The ground was grassy at first, then became more spongy and mossy.

Right away we saw the old seedpods of the white lady’s slipper. They were not blooming yet, but two steps further on, I fell to my knees (on purpose this time).

There were other orchids blooming already. Species such as twayblades, which I had never seen before.

On subsequent walks with her and others, or on my own to that particular wetland, I kept finding more species of orchids, and many other flowers.

A friend from Arizona called a patch of flowers in the moss a miniature world. I saw what she meant. Not only were there lots of different flowers, sometimes I would find only a few of a certain species.

I found one—one single one—white variety of the Amerorchis, which apparently is uncommon. But more often (with the common flowers) there would suddenly be hundreds of them, everywhere you looked.

So it was with the Amerorchis, which is my favourite orchid. Perfect in every single way, down to the white and pink flower with purple spots on the lip, to the round leaves on the bottom of the stem.

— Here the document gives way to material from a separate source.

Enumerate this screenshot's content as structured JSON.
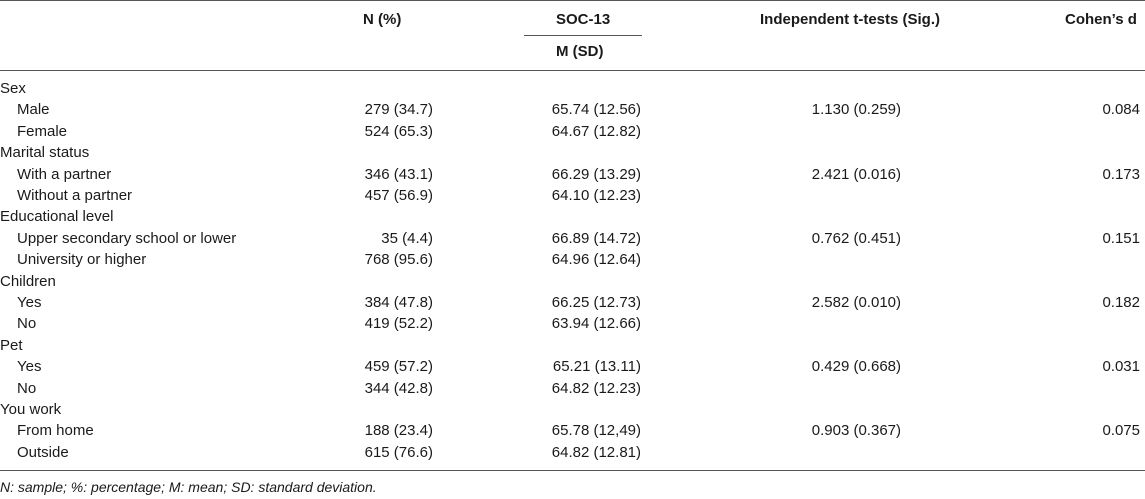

In the past I would find a few of those here and there. Here they were everywhere! Thick stands, or among other flowers, between the trees or right on the moss by the water.

I had to watch every step I took in order not to step on them. As I explored the wet woods here, past the big spruce, it was now a moss landscape with the occasional dwarfed spruce.

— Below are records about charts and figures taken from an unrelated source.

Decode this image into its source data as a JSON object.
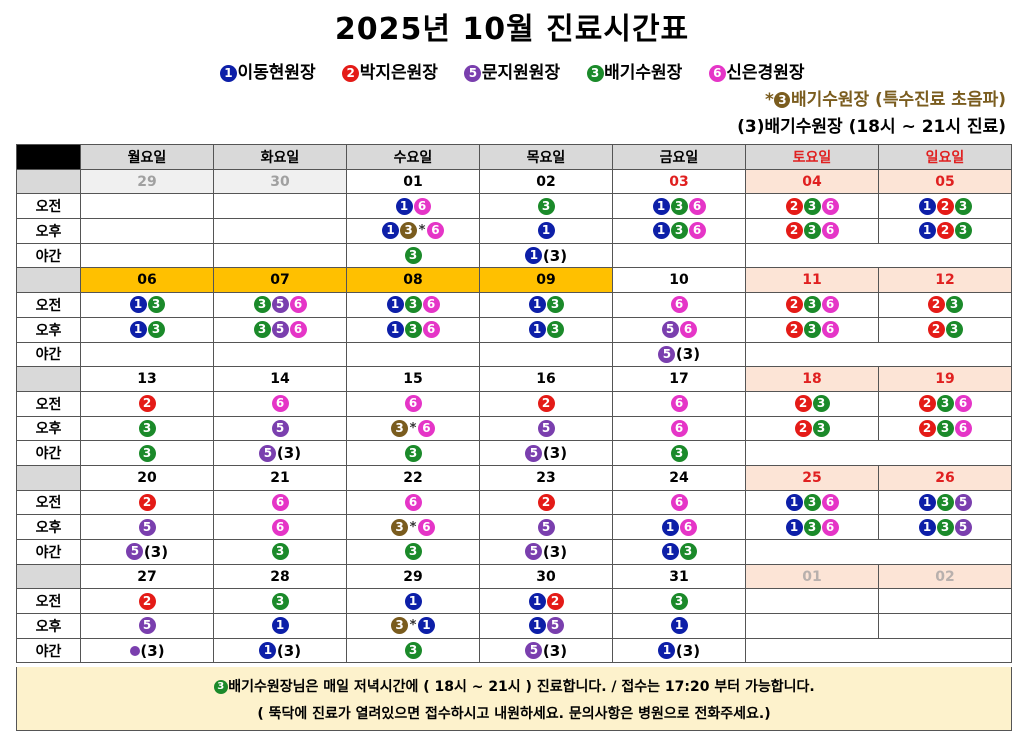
{
  "title": "2025년 10월 진료시간표",
  "legend": [
    {
      "num": "1",
      "color": "#0d1fa8",
      "name": "이동현원장"
    },
    {
      "num": "2",
      "color": "#e41b17",
      "name": "박지은원장"
    },
    {
      "num": "5",
      "color": "#7a3fae",
      "name": "문지원원장"
    },
    {
      "num": "3",
      "color": "#1b8a2a",
      "name": "배기수원장"
    },
    {
      "num": "6",
      "color": "#e535c7",
      "name": "신은경원장"
    }
  ],
  "notes": {
    "special_prefix": "*",
    "special_text": "배기수원장 (특수진료 초음파)",
    "evening": "(3)배기수원장 (18시 ~ 21시 진료)"
  },
  "days": [
    "월요일",
    "화요일",
    "수요일",
    "목요일",
    "금요일",
    "토요일",
    "일요일"
  ],
  "row_labels": {
    "am": "오전",
    "pm": "오후",
    "night": "야간"
  },
  "weeks": [
    {
      "dates": [
        "29",
        "30",
        "01",
        "02",
        "03",
        "04",
        "05"
      ],
      "am": [
        [],
        [],
        [
          "1",
          "6"
        ],
        [
          "3"
        ],
        [
          "1",
          "3",
          "6"
        ],
        [
          "2",
          "3",
          "6"
        ],
        [
          "1",
          "2",
          "3"
        ]
      ],
      "pm": [
        [],
        [],
        [
          "1",
          "3s",
          "x",
          "6"
        ],
        [
          "1"
        ],
        [
          "1",
          "3",
          "6"
        ],
        [
          "2",
          "3",
          "6"
        ],
        [
          "1",
          "2",
          "3"
        ]
      ],
      "night": [
        [],
        [],
        [
          "3"
        ],
        [
          "1",
          "(3)"
        ],
        []
      ]
    },
    {
      "dates": [
        "06",
        "07",
        "08",
        "09",
        "10",
        "11",
        "12"
      ],
      "am": [
        [
          "1",
          "3"
        ],
        [
          "3",
          "5",
          "6"
        ],
        [
          "1",
          "3",
          "6"
        ],
        [
          "1",
          "3"
        ],
        [
          "6"
        ],
        [
          "2",
          "3",
          "6"
        ],
        [
          "2",
          "3"
        ]
      ],
      "pm": [
        [
          "1",
          "3"
        ],
        [
          "3",
          "5",
          "6"
        ],
        [
          "1",
          "3",
          "6"
        ],
        [
          "1",
          "3"
        ],
        [
          "5",
          "6"
        ],
        [
          "2",
          "3",
          "6"
        ],
        [
          "2",
          "3"
        ]
      ],
      "night": [
        [],
        [],
        [],
        [],
        [
          "5",
          "(3)"
        ]
      ]
    },
    {
      "dates": [
        "13",
        "14",
        "15",
        "16",
        "17",
        "18",
        "19"
      ],
      "am": [
        [
          "2"
        ],
        [
          "6"
        ],
        [
          "6"
        ],
        [
          "2"
        ],
        [
          "6"
        ],
        [
          "2",
          "3"
        ],
        [
          "2",
          "3",
          "6"
        ]
      ],
      "pm": [
        [
          "3"
        ],
        [
          "5"
        ],
        [
          "3s",
          "x",
          "6"
        ],
        [
          "5"
        ],
        [
          "6"
        ],
        [
          "2",
          "3"
        ],
        [
          "2",
          "3",
          "6"
        ]
      ],
      "night": [
        [
          "3"
        ],
        [
          "5",
          "(3)"
        ],
        [
          "3"
        ],
        [
          "5",
          "(3)"
        ],
        [
          "3"
        ]
      ]
    },
    {
      "dates": [
        "20",
        "21",
        "22",
        "23",
        "24",
        "25",
        "26"
      ],
      "am": [
        [
          "2"
        ],
        [
          "6"
        ],
        [
          "6"
        ],
        [
          "2"
        ],
        [
          "6"
        ],
        [
          "1",
          "3",
          "6"
        ],
        [
          "1",
          "3",
          "5"
        ]
      ],
      "pm": [
        [
          "5"
        ],
        [
          "6"
        ],
        [
          "3s",
          "x",
          "6"
        ],
        [
          "5"
        ],
        [
          "1",
          "6"
        ],
        [
          "1",
          "3",
          "6"
        ],
        [
          "1",
          "3",
          "5"
        ]
      ],
      "night": [
        [
          "5",
          "(3)"
        ],
        [
          "3"
        ],
        [
          "3"
        ],
        [
          "5",
          "(3)"
        ],
        [
          "1",
          "3"
        ]
      ]
    },
    {
      "dates": [
        "27",
        "28",
        "29",
        "30",
        "31",
        "01",
        "02"
      ],
      "am": [
        [
          "2"
        ],
        [
          "3"
        ],
        [
          "1"
        ],
        [
          "1",
          "2"
        ],
        [
          "3"
        ],
        [],
        []
      ],
      "pm": [
        [
          "5"
        ],
        [
          "1"
        ],
        [
          "3s",
          "x",
          "1"
        ],
        [
          "1",
          "5"
        ],
        [
          "1"
        ],
        [],
        []
      ],
      "night": [
        [
          "5sm",
          "(3)"
        ],
        [
          "1",
          "(3)"
        ],
        [
          "3"
        ],
        [
          "5",
          "(3)"
        ],
        [
          "1",
          "(3)"
        ]
      ]
    }
  ],
  "footer": {
    "line1": "배기수원장님은 매일 저녁시간에 ( 18시 ~ 21시 ) 진료합니다.   /  접수는 17:20 부터 가능합니다.",
    "line2": "( 뚝닥에 진료가 열려있으면 접수하시고 내원하세요.  문의사항은 병원으로 전화주세요.)"
  }
}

On one walk, I came upon a little creek connecting small pools of seemingly stagnant water. In the third week of June, right on the water’s edge, the cotton grass was blooming. Bright white with the red/purple of lousewort and Eskimo potato.

The Eskimo potato roots are bear food, and I did come upon areas where a bear seemed to have dug up the ground. Luckily, I didn’t meet a bear, but other animals and birds inhabit these places, too.

There is always so much more to tell, so much to delight in. I will keep going back, mainly for the flowers. My friend Parzival spotted some tiny pumpkins on a stem, the seed pods of the single delight.

We saw the green pear tree-like leaves (it is in the pyrola family, pyros meaning pear) and the bent-down flower bud.

Soon enough it will bloom, and I don’t want to miss it.